The economic illiteracy of Rachel Reeves

18 Jan

Accountant and tax specialist Richard Murphy, writing today:

Rachel Reeves did an interview with Nick Robinson of the BBC this week as part of a new series entitled Political Thinking. The audio is available here.

As Nick Robinson made clear, that the interview took place this week was not by chance. Rachel Reeves’ team suggested the date. He never successfully extracted a reason for that. My guess is they thought they’d have something good to say after Reeves’ visit to China. What is clear is that events got in the way.

Even clearer was that Reeves is as economically illiterate as ever. In a programme called Political Thinking, no hint of political philosophy was on offer from her. Economically her whole thinking could be summarised in one word: growth.

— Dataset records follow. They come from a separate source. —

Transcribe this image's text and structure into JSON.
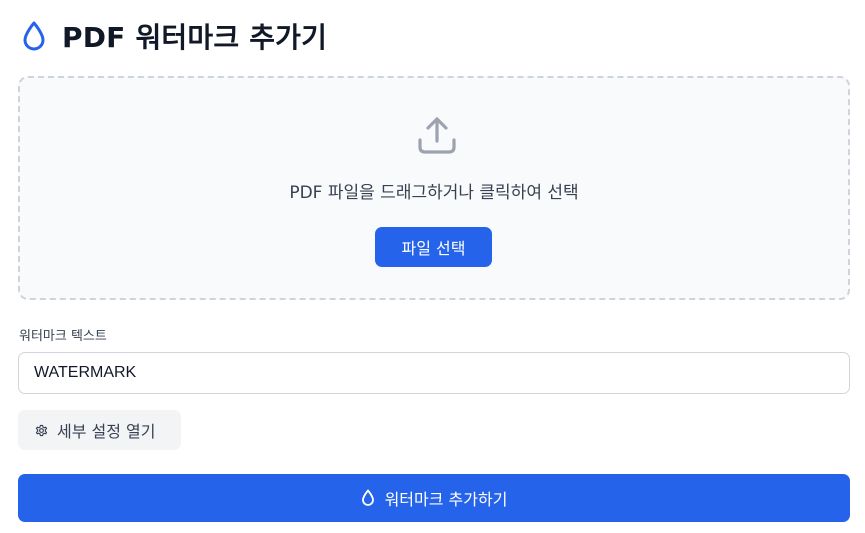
{
  "header": {
    "title": "PDF 워터마크 추가기",
    "icon": "water-drop-icon"
  },
  "dropzone": {
    "icon": "upload-icon",
    "text": "PDF 파일을 드래그하거나 클릭하여 선택",
    "button_label": "파일 선택"
  },
  "watermark": {
    "label": "워터마크 텍스트",
    "value": "WATERMARK"
  },
  "settings": {
    "icon": "gear-icon",
    "button_label": "세부 설정 열기"
  },
  "submit": {
    "icon": "water-drop-icon",
    "label": "워터마크 추가하기"
  },
  "colors": {
    "primary": "#2563eb",
    "text": "#111827",
    "muted_text": "#374151",
    "dropzone_border": "#cfd4dc",
    "dropzone_bg": "#f9fafb",
    "secondary_button_bg": "#f3f4f6"
  }
}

And after she acknowledged there has been no growth of any consequence in the last fourteen years, she claimed it was essential to deliver increased incomes for working people. What she did not mention was that despite that lack of growth the rich had got richer and yet, somehow, she still thinks that growth will trickle down. That can only be described as delusional.

Worse, when discussing her belief that ‘the sums must add up’ (which makes no accounting sense because they always do), she went back to her favourite story about watching her mother balance the household budget at the kitchen table, making it clear she thought she had the same obligation with the nation’s finances. Robinson, supine throughout, did not challenge her on this. He should have done. In 2022 the BBC offered this guidance:

Household analogies are dangerous territory, intensely contested, and can easily mislead.

Actually, they are just wrong. The explanation is simple. Reeves’ mother did not have her own bank. Reeves, as Chancellor, does. It is called the Bank of England. It does not use other people’s money, as her mother had to do, because she could not create her own. It instead creates all the money we use, and it is its task to do so. Otherwise the economy could not function. Without the cash injections that government deficits create, our economy would not have the credit it needs to function or grow.

Either Reeves does not understand this, in which case she is not fit for office, or she does understand it but pretends not to, which makes her even more unfit for office.

A Chancellor who has no comprehension of such basic macroeconomics and who is without a political philosophy should never have been allowed near the Treasury. She has been. No wonder we are in trouble.

I would not recommend listening to the programme. It was tedious. But if you do, I suggest having the snooker on at the same time, as I did. That meant I did not waste half an hour of my life.

I value Richard Murphy for his acerbic, informed and cogently argued punditry but he is limited by failure to understand imperialism. Another political economist I admire is Canadian Radhika Desai, who often appears alongside Michael Hudson and Richard Wolff. In one of a post last September on the European Commission, I hosted a video with Michael and Radhika guesting, and Dimitri Lascaris hosting. When Dimitri asked Radhika why Europe’s leaders are against the interests of their citizens and industries, she replied:

The entire Left in most Western countries – by ‘Left’ I mean the Social Democratic Left, the Green Parties and perhaps most of the entire political establishment – is now led by individuals who have been through the US ideological factories … the think tanks, the annual meetings etc. You know, the Leaders of Tomorrow type programs for which these people go to the USA on junkets, and become part of a network of leaders with a similar understanding of what is to be done, both domestically and internationally. People like Starmer, Macron, Von der Leyen and Annalena Baerbock … they belong to these circles. So in answer to the question – why are European governments acting so manifestly contrary to the interest of their economies, their people etc? – the only reason I can find is that at the present moment the United States is in this sweet spot where the people it has groomed have taken power in major European capitals.

The specific context was the Ukraine War, which has accelerated Europe’s decline, but the point is more general. That Rachel Reeves can peddle such discredited claptrap fifty years on from Mrs Thatcher speaks volumes on the grip of easily disproved neoliberal cant on the minds of the mediocrities now in high office.